HIVSmart!™ is a multilingual, portable software application that has been tested in well-designed studies in Canada and South Africa in four diverse patient populations: 1) high-risk men who have sex with men (MSM); 2) at-risk community clinic attendees; 3) low-risk healthcare professionals; and 4) low-risk student populations. The app, which works with any approved HIV self-test, provides a risk assessment tool to
evaluate a user’s HIV exposure risk, user-friendly information to facilitate the self-testing process, test interpretation, and personalized linkages that reduce delays in care. In addition, the app based program assists with retention in care through enhanced patient-provider communication. The platform is confidential and HIPPA compliant and is currently available in six global languages.

For more details, also see this Huff Post article: http://www.huffingtonpost.ca/nitika-pant-pai-/hiv-self-testing_b_13333368.html



Mikashmi Kohli Replied at 12:17 PM, 18 Sep 2017

Congratulations to the team for developing this app! With the widespread advertisement of this app and also it being available in different languages, it will reach out to a lot of people globally.
Just wanted to know if this app is both android and iOS based? And also if you could tell us when will this app be available for use?

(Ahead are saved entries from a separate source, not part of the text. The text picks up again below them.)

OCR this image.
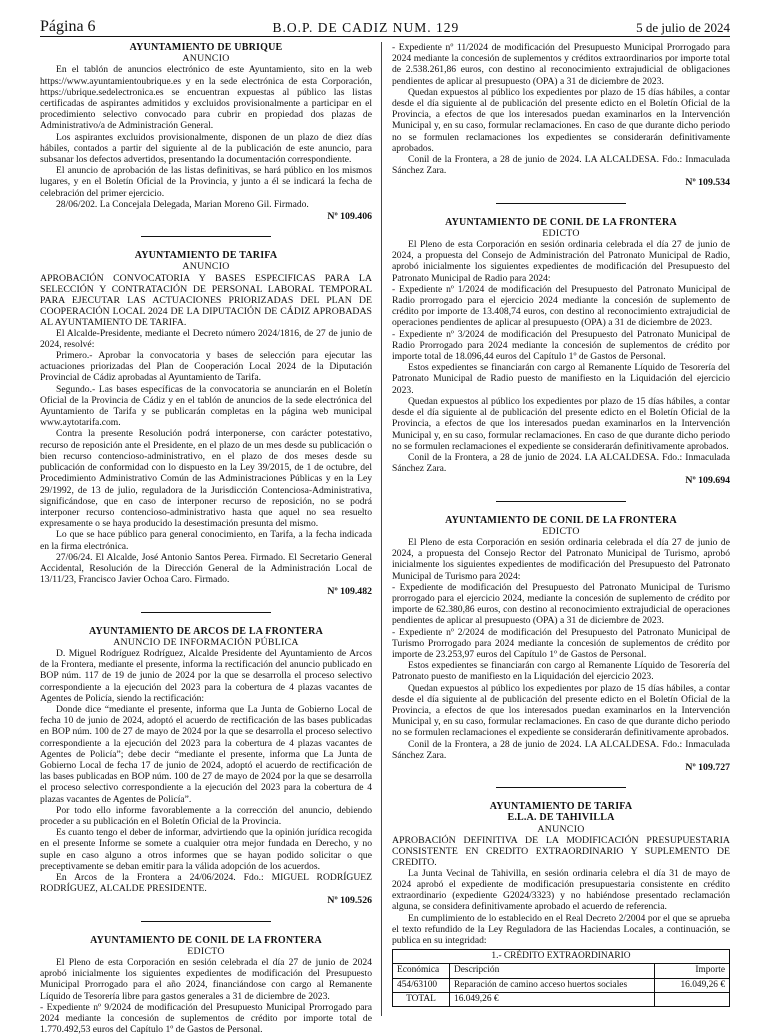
Página 6	B.O.P. DE CADIZ NUM. 129	5 de julio de 2024
AYUNTAMIENTO DE UBRIQUE
ANUNCIO

En el tablón de anuncios electrónico de este Ayuntamiento, sito en la web https://www.ayuntamientoubrique.es y en la sede electrónica de esta Corporación, https://ubrique.sedelectronica.es se encuentran expuestas al público las listas certificadas de aspirantes admitidos y excluidos provisionalmente a participar en el procedimiento selectivo convocado para cubrir en propiedad dos plazas de Administrativo/a de Administración General.

Los aspirantes excluidos provisionalmente, disponen de un plazo de diez días hábiles, contados a partir del siguiente al de la publicación de este anuncio, para subsanar los defectos advertidos, presentando la documentación correspondiente.

El anuncio de aprobación de las listas definitivas, se hará público en los mismos lugares, y en el Boletín Oficial de la Provincia, y junto a él se indicará la fecha de celebración del primer ejercicio.

28/06/202. La Concejala Delegada, Marian Moreno Gil. Firmado.

Nº 109.406
AYUNTAMIENTO DE TARIFA
ANUNCIO

APROBACIÓN CONVOCATORIA Y BASES ESPECIFICAS PARA LA SELECCIÓN Y CONTRATACIÓN DE PERSONAL LABORAL TEMPORAL PARA EJECUTAR LAS ACTUACIONES PRIORIZADAS DEL PLAN DE COOPERACIÓN LOCAL 2024 DE LA DIPUTACIÓN DE CÁDIZ APROBADAS AL AYUNTAMIENTO DE TARIFA.

El Alcalde-Presidente, mediante el Decreto número 2024/1816, de 27 de junio de 2024, resolvé:

Primero.- Aprobar la convocatoria y bases de selección para ejecutar las actuaciones priorizadas del Plan de Cooperación Local 2024 de la Diputación Provincial de Cádiz aprobadas al Ayuntamiento de Tarifa.

Segundo.- Las bases específicas de la convocatoria se anunciarán en el Boletín Oficial de la Provincia de Cádiz y en el tablón de anuncios de la sede electrónica del Ayuntamiento de Tarifa y se publicarán completas en la página web municipal www.aytotarifa.com.

Contra la presente Resolución podrá interponerse, con carácter potestativo, recurso de reposición ante el Presidente, en el plazo de un mes desde su publicación o bien recurso contencioso-administrativo, en el plazo de dos meses desde su publicación de conformidad con lo dispuesto en la Ley 39/2015, de 1 de octubre, del Procedimiento Administrativo Común de las Administraciones Públicas y en la Ley 29/1992, de 13 de julio, reguladora de la Jurisdicción Contenciosa-Administrativa, significándose, que en caso de interponer recurso de reposición, no se podrá interponer recurso contencioso-administrativo hasta que aquel no sea resuelto expresamente o se haya producido la desestimación presunta del mismo.

Lo que se hace público para general conocimiento, en Tarifa, a la fecha indicada en la firma electrónica.

27/06/24. El Alcalde, José Antonio Santos Perea. Firmado. El Secretario General Accidental, Resolución de la Dirección General de la Administración Local de 13/11/23, Francisco Javier Ochoa Caro. Firmado.

Nº 109.482
AYUNTAMIENTO DE ARCOS DE LA FRONTERA
ANUNCIO DE INFORMACIÓN PÚBLICA

D. Miguel Rodríguez Rodríguez, Alcalde Presidente del Ayuntamiento de Arcos de la Frontera, mediante el presente, informa la rectificación del anuncio publicado en BOP núm. 117 de 19 de junio de 2024 por la que se desarrolla el proceso selectivo correspondiente a la ejecución del 2023 para la cobertura de 4 plazas vacantes de Agentes de Policía, siendo la rectificación:

Donde dice “mediante el presente, informa que La Junta de Gobierno Local de fecha 10 de junio de 2024, adoptó el acuerdo de rectificación de las bases publicadas en BOP núm. 100 de 27 de mayo de 2024 por la que se desarrolla el proceso selectivo correspondiente a la ejecución del 2023 para la cobertura de 4 plazas vacantes de Agentes de Policía”; debe decir “mediante el presente, informa que La Junta de Gobierno Local de fecha 17 de junio de 2024, adoptó el acuerdo de rectificación de las bases publicadas en BOP núm. 100 de 27 de mayo de 2024 por la que se desarrolla el proceso selectivo correspondiente a la ejecución del 2023 para la cobertura de 4 plazas vacantes de Agentes de Policía”.

Por todo ello informe favorablemente a la corrección del anuncio, debiendo proceder a su publicación en el Boletín Oficial de la Provincia.

Es cuanto tengo el deber de informar, advirtiendo que la opinión jurídica recogida en el presente Informe se somete a cualquier otra mejor fundada en Derecho, y no suple en caso alguno a otros informes que se hayan podido solicitar o que preceptivamente se deban emitir para la válida adopción de los acuerdos.

En Arcos de la Frontera a 24/06/2024. Fdo.: MIGUEL RODRÍGUEZ RODRÍGUEZ, ALCALDE PRESIDENTE.

Nº 109.526
AYUNTAMIENTO DE CONIL DE LA FRONTERA
EDICTO

El Pleno de esta Corporación en sesión celebrada el día 27 de junio de 2024 aprobó inicialmente los siguientes expedientes de modificación del Presupuesto Municipal Prorrogado para el año 2024, financiándose con cargo al Remanente Líquido de Tesorería libre para gastos generales a 31 de diciembre de 2023.

- Expediente nº 9/2024 de modificación del Presupuesto Municipal Prorrogado para 2024 mediante la concesión de suplementos de crédito por importe total de 1.770.492,53 euros del Capítulo 1º de Gastos de Personal.

- Expediente nº 11/2024 de modificación del Presupuesto Municipal Prorrogado para 2024 mediante la concesión de suplementos y créditos extraordinarios por importe total de 2.538.261,86 euros, con destino al reconocimiento extrajudicial de obligaciones pendientes de aplicar al presupuesto (OPA) a 31 de diciembre de 2023.

Quedan expuestos al público los expedientes por plazo de 15 días hábiles, a contar desde el día siguiente al de publicación del presente edicto en el Boletín Oficial de la Provincia, a efectos de que los interesados puedan examinarlos en la Intervención Municipal y, en su caso, formular reclamaciones. En caso de que durante dicho periodo no se formulen reclamaciones los expedientes se considerarán definitivamente aprobados.

Conil de la Frontera, a 28 de junio de 2024. LA ALCALDESA. Fdo.: Inmaculada Sánchez Zara.

Nº 109.534
AYUNTAMIENTO DE CONIL DE LA FRONTERA
EDICTO

El Pleno de esta Corporación en sesión ordinaria celebrada el día 27 de junio de 2024, a propuesta del Consejo de Administración del Patronato Municipal de Radio, aprobó inicialmente los siguientes expedientes de modificación del Presupuesto del Patronato Municipal de Radio para 2024:

- Expediente nº 1/2024 de modificación del Presupuesto del Patronato Municipal de Radio prorrogado para el ejercicio 2024 mediante la concesión de suplemento de crédito por importe de 13.408,74 euros, con destino al reconocimiento extrajudicial de operaciones pendientes de aplicar al presupuesto (OPA) a 31 de diciembre de 2023.

- Expediente nº 3/2024 de modificación del Presupuesto del Patronato Municipal de Radio Prorrogado para 2024 mediante la concesión de suplementos de crédito por importe total de 18.096,44 euros del Capítulo 1º de Gastos de Personal.

Estos expedientes se financiarán con cargo al Remanente Líquido de Tesorería del Patronato Municipal de Radio puesto de manifiesto en la Liquidación del ejercicio 2023.

Quedan expuestos al público los expedientes por plazo de 15 días hábiles, a contar desde el día siguiente al de publicación del presente edicto en el Boletín Oficial de la Provincia, a efectos de que los interesados puedan examinarlos en la Intervención Municipal y, en su caso, formular reclamaciones. En caso de que durante dicho periodo no se formulen reclamaciones el expediente se considerarán definitivamente aprobados.

Conil de la Frontera, a 28 de junio de 2024. LA ALCALDESA. Fdo.: Inmaculada Sánchez Zara.

Nº 109.694
AYUNTAMIENTO DE CONIL DE LA FRONTERA
EDICTO

El Pleno de esta Corporación en sesión ordinaria celebrada el día 27 de junio de 2024, a propuesta del Consejo Rector del Patronato Municipal de Turismo, aprobó inicialmente los siguientes expedientes de modificación del Presupuesto del Patronato Municipal de Turismo para 2024:

- Expediente de modificación del Presupuesto del Patronato Municipal de Turismo prorrogado para el ejercicio 2024, mediante la concesión de suplemento de crédito por importe de 62.380,86 euros, con destino al reconocimiento extrajudicial de operaciones pendientes de aplicar al presupuesto (OPA) a 31 de diciembre de 2023.

- Expediente nº 2/2024 de modificación del Presupuesto del Patronato Municipal de Turismo Prorrogado para 2024 mediante la concesión de suplementos de crédito por importe de 23.253,97 euros del Capítulo 1º de Gastos de Personal.

Estos expedientes se financiarán con cargo al Remanente Líquido de Tesorería del Patronato puesto de manifiesto en la Liquidación del ejercicio 2023.

Quedan expuestos al público los expedientes por plazo de 15 días hábiles, a contar desde el día siguiente al de publicación del presente edicto en el Boletín Oficial de la Provincia, a efectos de que los interesados puedan examinarlos en la Intervención Municipal y, en su caso, formular reclamaciones. En caso de que durante dicho periodo no se formulen reclamaciones el expediente se considerarán definitivamente aprobados.

Conil de la Frontera, a 28 de junio de 2024. LA ALCALDESA. Fdo.: Inmaculada Sánchez Zara.

Nº 109.727
AYUNTAMIENTO DE TARIFA
E.L.A. DE TAHIVILLA
ANUNCIO

APROBACIÓN DEFINITIVA DE LA MODIFICACIÓN PRESUPUESTARIA CONSISTENTE EN CREDITO EXTRAORDINARIO Y SUPLEMENTO DE CREDITO.

La Junta Vecinal de Tahivilla, en sesión ordinaria celebra el día 31 de mayo de 2024 aprobó el expediente de modificación presupuestaria consistente en crédito extraordinario (expediente G2024/3323) y no habiéndose presentado reclamación alguna, se considera definitivamente aprobado el acuerdo de referencia.

En cumplimiento de lo establecido en el Real Decreto 2/2004 por el que se aprueba el texto refundido de la Ley Reguladora de las Haciendas Locales, a continuación, se publica en su integridad:

1.- CRÉDITO EXTRAORDINARIO		
Económica	Descripción	Importe
454/63100	Reparación de camino acceso huertos sociales	16.049,26 €
TOTAL	16.049,26 €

Nikki Pant Pai Replied at 10:47 AM, 19 Sep 2017

Hi Mikashmi,
Thank you for your interest in HIVSmart!
Yes, it is available for both iOS and Android phones/tablets.
It will soon be made available for use.
We will let you all know.
For specific questions, please email me at .


Dr Nitika Pant Pai MD., MPH., PhD
Associate Professor. Medicine. 
McGill University
Divisions of Clinical Epidemiology & Infectious Diseases
McGill University Health Centre 
QC H4A 3S5
Phone: 514-934-1934 x44729 
website: www.nitikapantpai.com
Twitter: @nikkipantpai
LinkedIN: Nitika(Nikki) Pant Pai

Mikashmi Kohli Replied at 3:05 AM, 20 Sep 2017

Thank you for your reply Dr. Nitika. This looks great!

Looking forward to this app!


Joanita Nangendo Replied at 11:29 PM, 20 Sep 2017

Hi Nikki,

Thanks for the great information. I am excited to see how this works. It
could resolve similar problems in sub-saharan Africa.

Emmanuel Fajardo Replied at 11:24 AM, 2 Oct 2017

Dear Nikki,

Many thanks for sharing the information about the availability of HIVSmart! for both iOS and Android phones/tablets.

My concern is that smartphone penetration in Africa is still very low compared to normal cell phones, so apart from South Africa and perhaps Nigeria, I think this app will be difficult to implement in rural Africa, particularly in remote settings where there is the greatest need for HIV Self-testing.

I'd love to hear from you about which countries you think the app could be initially launched? Has any survey on smartphone use been carried out to assess this?


Simon Collery Replied at 11:38 AM, 2 Oct 2017

It would be great to make HIV testing available to more people who need it, but I don't think there should be worries about reaching people in remote and rural areas. High HIV prevalence tends to cluster in a few areas in most countries, and in many cases those clusters are in cities. In addition, in many high prevalence countries, though not all, HIV prevalence is lower among poorer people. In contrast, it tends to be higher among people who are employed, and live in or close to a heavily populated area, often an urban area. This clustering is very strong in certain countries, such as Kenya, where the vast majority of infections occur in a few relatively small geographical areas.